A aviação regional no Brasil, antes uma peça fundamental na conexão entre as cidades mais remotas e os grandes centros, enfrenta uma crise sem precedentes, revelada de forma trágica pelo recente acidente com a Voepass. O setor, que já foi sinônimo de progresso e integração, agora luta para sobreviver em um mercado marcado por falências, perda de mercado e desafios financeiros insustentáveis.
Desde o início dos anos 2000, quase 30 empresas regionais encerraram suas atividades no país, deixando um vazio que não foi preenchido por outras companhias. Esse cenário desolador resultou em uma queda significativa na participação das regionais no mercado doméstico, que caiu de 7,57% em 2000 para apenas 4,8% em 2023, a menor em mais de duas décadas.

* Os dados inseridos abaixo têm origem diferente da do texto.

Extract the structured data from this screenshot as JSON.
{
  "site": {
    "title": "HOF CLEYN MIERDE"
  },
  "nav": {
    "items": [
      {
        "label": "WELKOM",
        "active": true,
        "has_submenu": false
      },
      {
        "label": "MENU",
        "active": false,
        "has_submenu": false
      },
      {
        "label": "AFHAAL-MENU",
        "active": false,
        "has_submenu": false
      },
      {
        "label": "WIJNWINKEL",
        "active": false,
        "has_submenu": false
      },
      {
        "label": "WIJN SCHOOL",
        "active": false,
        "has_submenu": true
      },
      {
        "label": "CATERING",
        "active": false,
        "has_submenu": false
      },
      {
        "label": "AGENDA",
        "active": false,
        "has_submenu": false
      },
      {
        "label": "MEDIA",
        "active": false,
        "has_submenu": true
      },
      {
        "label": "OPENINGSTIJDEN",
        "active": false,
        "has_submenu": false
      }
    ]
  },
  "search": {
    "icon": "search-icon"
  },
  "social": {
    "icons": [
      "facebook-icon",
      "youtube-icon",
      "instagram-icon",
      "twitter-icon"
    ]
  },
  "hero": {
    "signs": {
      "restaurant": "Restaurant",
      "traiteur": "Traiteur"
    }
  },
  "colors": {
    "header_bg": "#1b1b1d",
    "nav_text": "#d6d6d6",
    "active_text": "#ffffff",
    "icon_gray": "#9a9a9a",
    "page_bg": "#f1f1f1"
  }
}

A tragédia da Voepass, que tirou a vida de 62 pessoas, trouxe à tona as dificuldades enfrentadas por essas empresas. Com receitas em reais e custos dolarizados, as companhias regionais operam em um ambiente financeiramente tóxico, onde a segurança, embora crucial, aumenta exponencialmente os custos fixos. Adalberto Febeliano, especialista em economia do transporte aéreo, destaca a complexidade da gestão dessas empresas, que utilizam aviões menores e operam em rotas de baixa densidade, dificultando ainda mais a diluição dos custos.
A falta de infraestrutura e concorrência, aliada a uma carência de políticas públicas eficazes, agrava ainda mais a situação. O governo atual, em um esforço para revitalizar o setor, incluiu incentivos para a aviação regional na reforma tributária, mas especialistas questionam se as medidas serão suficientes para reverter a crise.

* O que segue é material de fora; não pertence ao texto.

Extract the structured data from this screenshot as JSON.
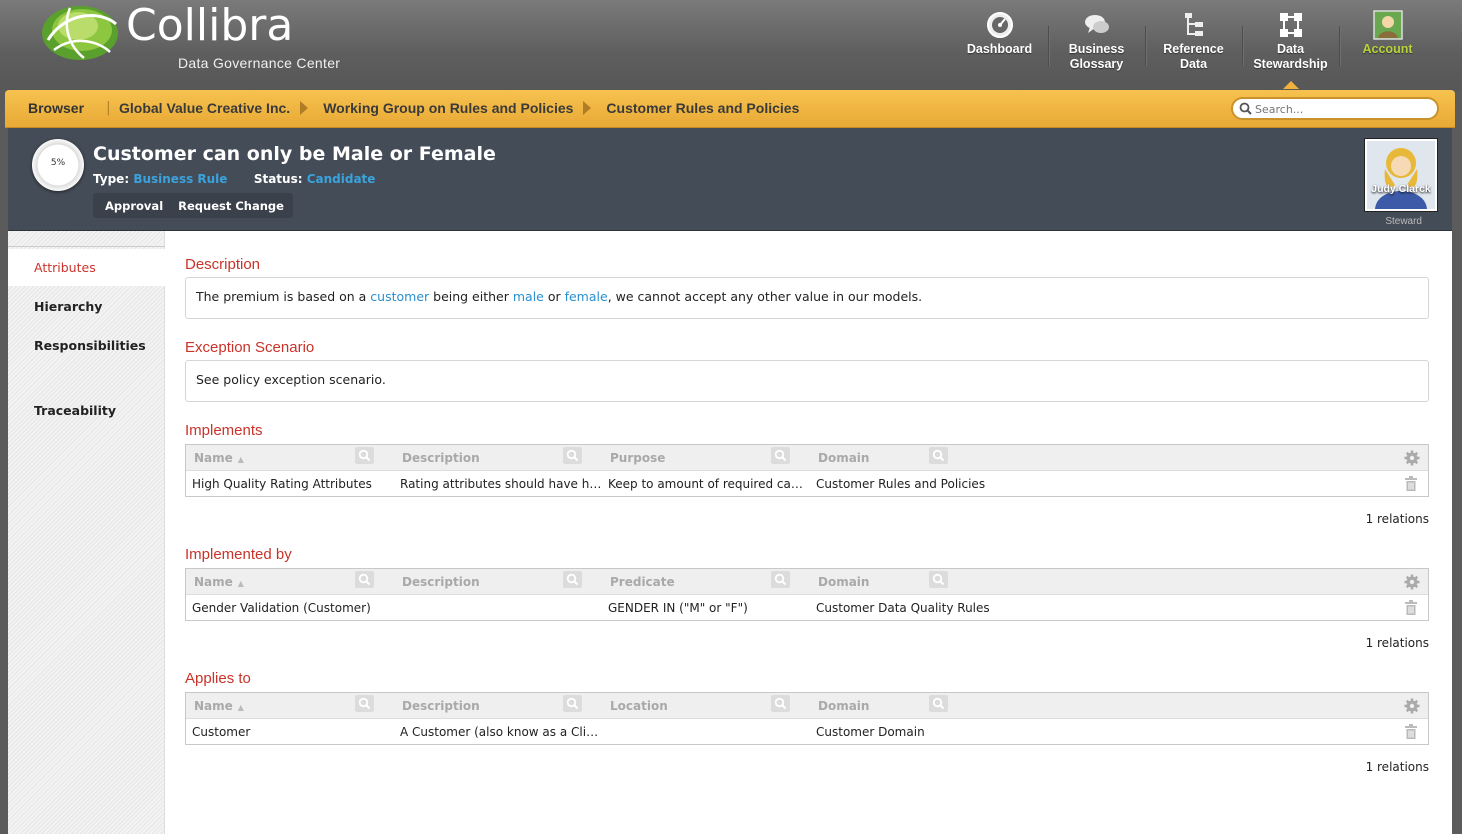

A história da aviação regional no Brasil é marcada por altos e baixos, com momentos de expansão seguidos por declínios acentuados. No passado, políticas públicas como o Sistema Integrado de Transporte Aéreo Regional (Sitar) ajudaram a sustentar o setor, mas a desregulamentação nos anos 90 e a falta de novos incentivos deixaram as empresas à deriva.
O governo atual promete uma nova era para a aviação regional, com planos de estruturar 120 aeroportos regionais até 2026, mas resta saber se essa iniciativa será capaz de reverter décadas de declínio. A tragédia da Voepass é um lembrete doloroso dos desafios que o setor enfrenta, e um alerta de que, sem mudanças substanciais, a aviação regional no Brasil pode estar à beira de um colapso irreversível.